Depuis 20 ans, cela n’a pas changé : les possesseurs de consoles Nintendo savent bien que, même s’ils doivent à l’occasion se montrer patients, ils finiront par voir débouler un volet inédit de la mirifique saga Zelda spécialement pensé pour toute nouvelle machine de la marque. La DS ne fait pas exception à la règle, qui accueille désormais le plus que charmant Phantom Hourglass. Un épisode singulier, qui séduit d’abord par sa belle cohérence.

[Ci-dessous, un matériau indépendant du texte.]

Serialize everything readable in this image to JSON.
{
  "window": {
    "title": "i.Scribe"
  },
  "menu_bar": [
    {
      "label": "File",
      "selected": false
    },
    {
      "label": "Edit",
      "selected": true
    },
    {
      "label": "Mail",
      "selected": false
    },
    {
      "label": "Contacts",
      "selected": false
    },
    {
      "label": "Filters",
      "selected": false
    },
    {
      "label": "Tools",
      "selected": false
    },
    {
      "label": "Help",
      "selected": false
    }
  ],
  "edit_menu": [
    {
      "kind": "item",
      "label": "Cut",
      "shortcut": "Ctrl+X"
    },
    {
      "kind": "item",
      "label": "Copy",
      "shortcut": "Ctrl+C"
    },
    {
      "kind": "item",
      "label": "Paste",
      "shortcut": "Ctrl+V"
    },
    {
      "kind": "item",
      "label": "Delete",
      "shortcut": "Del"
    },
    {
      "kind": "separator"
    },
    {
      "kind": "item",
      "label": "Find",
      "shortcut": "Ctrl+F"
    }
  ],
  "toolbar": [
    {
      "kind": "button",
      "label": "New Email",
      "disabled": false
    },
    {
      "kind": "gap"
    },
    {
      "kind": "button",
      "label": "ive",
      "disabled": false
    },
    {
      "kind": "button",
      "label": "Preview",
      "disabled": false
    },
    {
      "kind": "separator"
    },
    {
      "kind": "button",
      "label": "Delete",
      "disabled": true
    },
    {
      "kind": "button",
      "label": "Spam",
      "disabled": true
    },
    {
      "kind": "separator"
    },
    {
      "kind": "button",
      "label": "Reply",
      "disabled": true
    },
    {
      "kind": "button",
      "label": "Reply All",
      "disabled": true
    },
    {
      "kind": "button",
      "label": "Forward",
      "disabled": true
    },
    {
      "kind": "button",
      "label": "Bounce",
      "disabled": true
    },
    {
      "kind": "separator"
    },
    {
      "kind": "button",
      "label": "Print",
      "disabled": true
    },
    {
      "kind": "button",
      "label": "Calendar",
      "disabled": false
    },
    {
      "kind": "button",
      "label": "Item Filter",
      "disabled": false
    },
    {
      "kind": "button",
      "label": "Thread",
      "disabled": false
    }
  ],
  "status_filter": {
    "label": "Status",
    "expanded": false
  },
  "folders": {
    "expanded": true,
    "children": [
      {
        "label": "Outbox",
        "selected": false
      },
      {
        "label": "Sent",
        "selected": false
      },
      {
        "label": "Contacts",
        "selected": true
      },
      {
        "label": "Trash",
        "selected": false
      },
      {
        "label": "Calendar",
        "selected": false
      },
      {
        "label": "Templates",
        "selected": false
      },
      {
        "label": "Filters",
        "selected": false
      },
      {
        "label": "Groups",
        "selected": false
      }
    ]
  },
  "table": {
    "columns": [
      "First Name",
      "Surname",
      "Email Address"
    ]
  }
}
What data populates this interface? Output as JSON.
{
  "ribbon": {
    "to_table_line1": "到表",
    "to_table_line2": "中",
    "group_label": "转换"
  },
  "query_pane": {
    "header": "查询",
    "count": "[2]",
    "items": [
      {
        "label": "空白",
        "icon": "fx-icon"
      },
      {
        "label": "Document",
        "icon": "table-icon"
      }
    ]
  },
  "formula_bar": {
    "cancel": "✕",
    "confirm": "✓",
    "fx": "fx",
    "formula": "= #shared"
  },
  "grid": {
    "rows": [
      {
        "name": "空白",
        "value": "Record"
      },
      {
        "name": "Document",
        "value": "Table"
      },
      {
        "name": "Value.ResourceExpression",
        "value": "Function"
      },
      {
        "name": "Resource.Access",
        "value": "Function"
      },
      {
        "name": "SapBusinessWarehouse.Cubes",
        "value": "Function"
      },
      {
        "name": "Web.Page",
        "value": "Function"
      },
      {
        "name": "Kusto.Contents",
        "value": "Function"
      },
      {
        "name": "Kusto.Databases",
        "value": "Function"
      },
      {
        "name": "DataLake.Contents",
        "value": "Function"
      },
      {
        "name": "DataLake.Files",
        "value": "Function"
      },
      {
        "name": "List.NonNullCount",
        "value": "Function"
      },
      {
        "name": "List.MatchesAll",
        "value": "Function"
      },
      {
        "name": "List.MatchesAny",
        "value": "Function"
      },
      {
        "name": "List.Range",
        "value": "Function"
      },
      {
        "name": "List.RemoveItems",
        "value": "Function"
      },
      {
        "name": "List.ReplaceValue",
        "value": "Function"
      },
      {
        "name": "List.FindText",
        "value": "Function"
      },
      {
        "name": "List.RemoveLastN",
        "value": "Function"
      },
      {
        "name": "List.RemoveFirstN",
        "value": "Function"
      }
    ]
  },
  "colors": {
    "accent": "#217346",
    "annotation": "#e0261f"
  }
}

Aux premiers instants de jeu, on sentirait presque l’air de la mer. Car si Phantom Hourglass recycle avec entrain l’adorable style cartoon de l’épisode GameCube The Wind Waker, il en reprend aussi la thématique océanique et l’organisation des lieux visités en un réseau d’îles mystérieuses entre lesquelles on voyage en bateau. Tant pis pour les amateurs de chevauchées effrénées à dos d’Epona à travers la plaine d’Hyrule : ce sera pour le prochain Zelda. Suite directe de The Wind Waker – ce qui est rare dans la saga – Phantom Hourglass fait un peu figure d’épisode hors série, à la manière de Majora’s Mask après Ocarina of Time. Mais là où ce dernier frappait par une approche sombre et conceptuelle, Phantom Hourglass tiendrait plutôt de la radieuse récréation, ce dont témoignent aussi ses airs de Zelda concentré. Car il se révèle sensiblement plus court, et nettement moins fourni en quêtes secondaires, qu’à l’accoutumée. On aurait pourtant tort d’en blâmer ses auteurs, car là où tant de jeux s’étirent artificiellement pour accroître leur sacro-sainte « durée de vie », celui-ci enchante aussi par sa nature intense et bouclée.
Plutôt qu’une œuvre-monde où l’on se perd en s’abandonnant à la contemplation, Phantom Hourglass en est une où l’on se retrouve et même, privilège du jeu sur console portable, que l’on promène avec soi, que l’on surplombe, que l’on ouvre et referme avec la DS. De cela découle la singularité de ce nouveau Zelda. Ici, tout se fait au stylet : les déplacements du personnage, la navigation, le lancer du boomerang ou du grappin– piliers de la série qui trouvent une nouvelle jeunesse. Surtout, le jeu nous invite sans cesse à annoter ses cartes pour marquer un passage à emprunter plus tard, un code secret ou une route maritime, pour établir le plan d’une île inconnue… Soit, en somme, à nous approprier très concrètement et très naturellement son vibrant univers. La Légende de Zelda a engendré des jeux plus vastes, plus riches, plus ambitieux. Mais aucun ne s’était jusqu’ici offert à nous avec une si touchante générosité.